Managing Putin


As we all now know, Vladimir Putin has turned out to be a tough guy to manage.

The Russian president has repossessed Crimea, throwing a huge scare into Europe and much of the rest of the world, and is getting along especially poorly with his U.S. counterpart, Barack Obama. But relations have been tense between Putin and Obama’s predecessors, too. As Peter Baker observed this week in the New York Times, For 15 years, Putin “has confounded American presidents as they tried to figure him out, only to misjudge him time and again.”

The trouble? Essentially, U.S. leaders have been guilty of what intelligence experts call “mirror imaging”—using one’s own worldview in order to try to understand the motivations and intentions of others. They imagined Putin “to be something he was not or assumed they could manage a man who refuses to be managed,” Baker explained. “They saw him through their own lens, believing he viewed Russia’s interests as they thought he should.”
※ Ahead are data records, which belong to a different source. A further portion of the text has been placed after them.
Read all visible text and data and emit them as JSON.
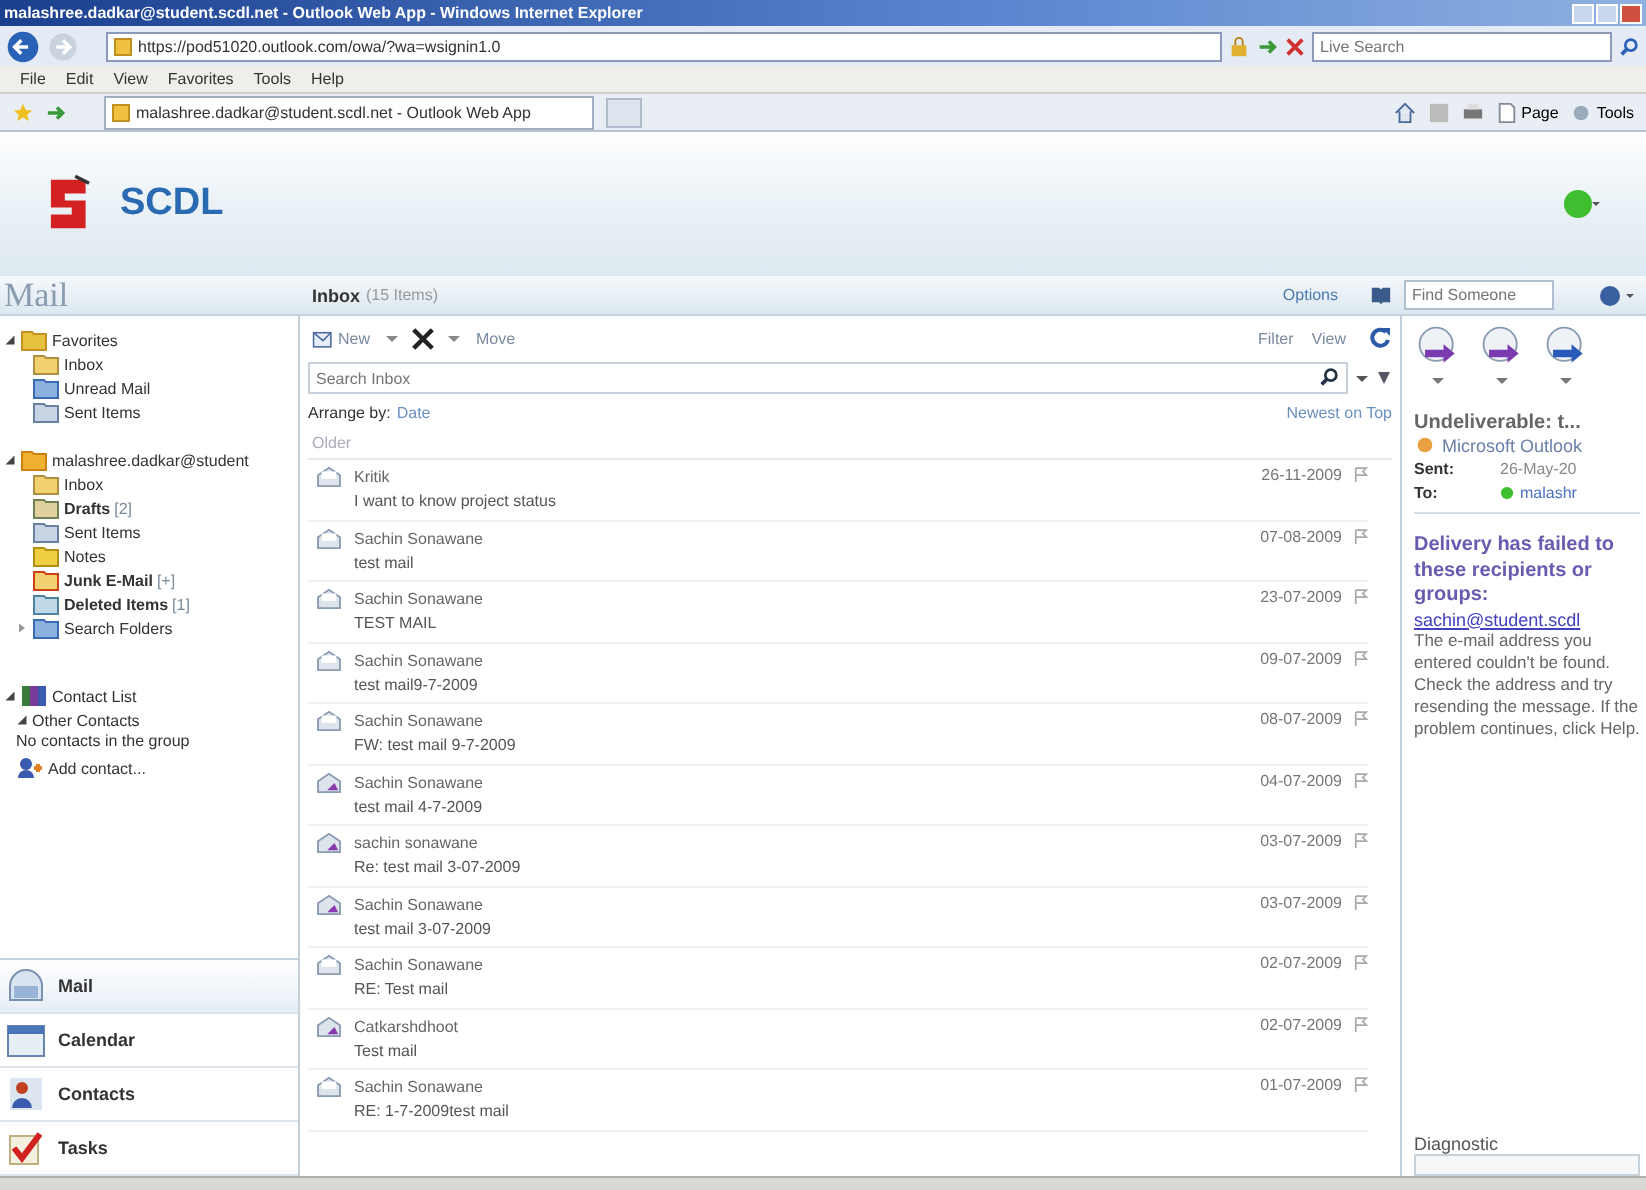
{
  "browser": {
    "title": "malashree.dadkar@student.scdl.net - Outlook Web App - Windows Internet Explorer",
    "address": "https://pod51020.outlook.com/owa/?wa=wsignin1.0",
    "search_placeholder": "Live Search",
    "menu": [
      "File",
      "Edit",
      "View",
      "Favorites",
      "Tools",
      "Help"
    ],
    "tab_title": "malashree.dadkar@student.scdl.net - Outlook Web App",
    "commands": [
      {
        "label": "Page",
        "kind": "page"
      },
      {
        "label": "Tools",
        "kind": "tools"
      }
    ]
  },
  "app": {
    "logo_text": "SCDL"
  },
  "header": {
    "section": "Mail",
    "folder": "Inbox",
    "count": "(15 Items)",
    "options": "Options",
    "find_placeholder": "Find Someone"
  },
  "sidebar": {
    "folders": [
      {
        "label": "Favorites",
        "kind": "star",
        "expanded": true,
        "unread": false,
        "children": [
          {
            "label": "Inbox",
            "kind": "inbox",
            "unread": false
          },
          {
            "label": "Unread Mail",
            "kind": "search",
            "unread": false
          },
          {
            "label": "Sent Items",
            "kind": "sent",
            "unread": false
          }
        ]
      },
      {
        "label": "malashree.dadkar@student",
        "kind": "mailbox",
        "expanded": true,
        "unread": false,
        "children": [
          {
            "label": "Inbox",
            "kind": "inbox",
            "unread": false
          },
          {
            "label": "Drafts",
            "count": "[2]",
            "kind": "drafts",
            "unread": true
          },
          {
            "label": "Sent Items",
            "kind": "sent",
            "unread": false
          },
          {
            "label": "Notes",
            "kind": "notes",
            "unread": false
          },
          {
            "label": "Junk E-Mail",
            "count": "[+]",
            "kind": "junk",
            "unread": true
          },
          {
            "label": "Deleted Items",
            "count": "[1]",
            "kind": "deleted",
            "unread": true
          },
          {
            "label": "Search Folders",
            "kind": "search",
            "expanded": false,
            "unread": false
          }
        ]
      }
    ],
    "contacts": {
      "title": "Contact List",
      "group": "Other Contacts",
      "group_expanded": true,
      "empty": "No contacts in the group",
      "add": "Add contact..."
    },
    "nav": [
      {
        "label": "Mail",
        "kind": "mail",
        "selected": true
      },
      {
        "label": "Calendar",
        "kind": "calendar",
        "selected": false
      },
      {
        "label": "Contacts",
        "kind": "contacts",
        "selected": false
      },
      {
        "label": "Tasks",
        "kind": "tasks",
        "selected": false
      }
    ]
  },
  "toolbar": {
    "new": "New",
    "move": "Move",
    "filter": "Filter",
    "view": "View",
    "search_placeholder": "Search Inbox",
    "arrange_label": "Arrange by:",
    "arrange_value": "Date",
    "sort": "Newest on Top",
    "group": "Older"
  },
  "messages": [
    {
      "sender": "Kritik",
      "subject": "I want to know project status",
      "date": "26-11-2009",
      "kind": "read"
    },
    {
      "sender": "Sachin Sonawane",
      "subject": "test mail",
      "date": "07-08-2009",
      "kind": "read"
    },
    {
      "sender": "Sachin Sonawane",
      "subject": "TEST MAIL",
      "date": "23-07-2009",
      "kind": "read"
    },
    {
      "sender": "Sachin Sonawane",
      "subject": "test mail9-7-2009",
      "date": "09-07-2009",
      "kind": "read"
    },
    {
      "sender": "Sachin Sonawane",
      "subject": "FW: test mail 9-7-2009",
      "date": "08-07-2009",
      "kind": "read"
    },
    {
      "sender": "Sachin Sonawane",
      "subject": "test mail 4-7-2009",
      "date": "04-07-2009",
      "kind": "replied"
    },
    {
      "sender": "sachin sonawane",
      "subject": "Re: test mail 3-07-2009",
      "date": "03-07-2009",
      "kind": "replied"
    },
    {
      "sender": "Sachin Sonawane",
      "subject": "test mail 3-07-2009",
      "date": "03-07-2009",
      "kind": "replied"
    },
    {
      "sender": "Sachin Sonawane",
      "subject": "RE: Test mail",
      "date": "02-07-2009",
      "kind": "read"
    },
    {
      "sender": "Catkarshdhoot",
      "subject": "Test mail",
      "date": "02-07-2009",
      "kind": "replied"
    },
    {
      "sender": "Sachin Sonawane",
      "subject": "RE: 1-7-2009test mail",
      "date": "01-07-2009",
      "kind": "read"
    }
  ],
  "reading": {
    "subject": "Undeliverable: t...",
    "from": "Microsoft Outlook",
    "sent_label": "Sent:",
    "sent": "26-May-20",
    "to_label": "To:",
    "to": "malashr",
    "heading": "Delivery has failed to these recipients or groups:",
    "link": "sachin@student.scdl",
    "body": "The e-mail address you entered couldn't be found. Check the address and try resending the message. If the problem continues, click Help.",
    "footer": "Diagnostic"
  }
}
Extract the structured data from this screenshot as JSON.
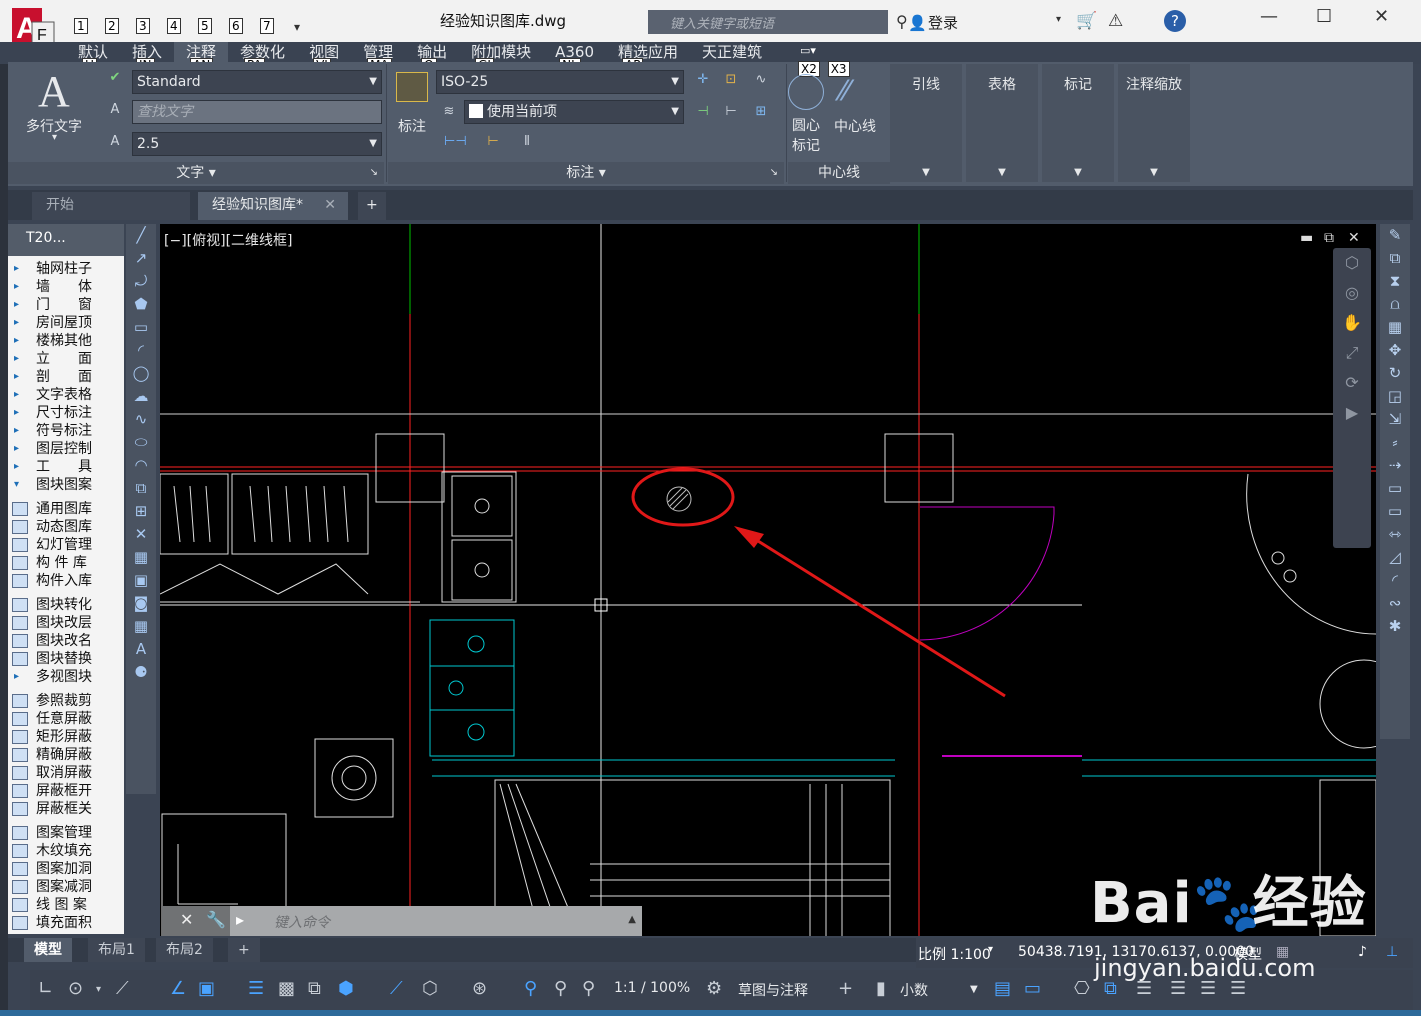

The increasingly tense relationship between Russia and the United States wouldn’t have surprised Peter Drucker. “There are going to be horrendous foreign policy decisions and dilemmas as the Russian Empire decays,” he warned in The New Realities.

Nor would he have been terribly surprised that Obama and those who occupied the Oval Office before him—George Bush and Bill Clinton—had all banked on the idea that Putin would eventually come to see things as they do, only to be foiled in the end. “What A sees so vividly, B does not see at all,” Drucker wrote. “And, therefore, what A argues has no pertinence to B’s concerns, and vice versa.”

In fact, Drucker cautioned, if communication to someone “goes against his aspirations, his values, his motivations, it is likely not to be received at all, or, at best, to be resisted.”

For Putin, resistance certainly seems the order of the day.

How do you think Vladimir Putin could be better “managed” by the United States going forward?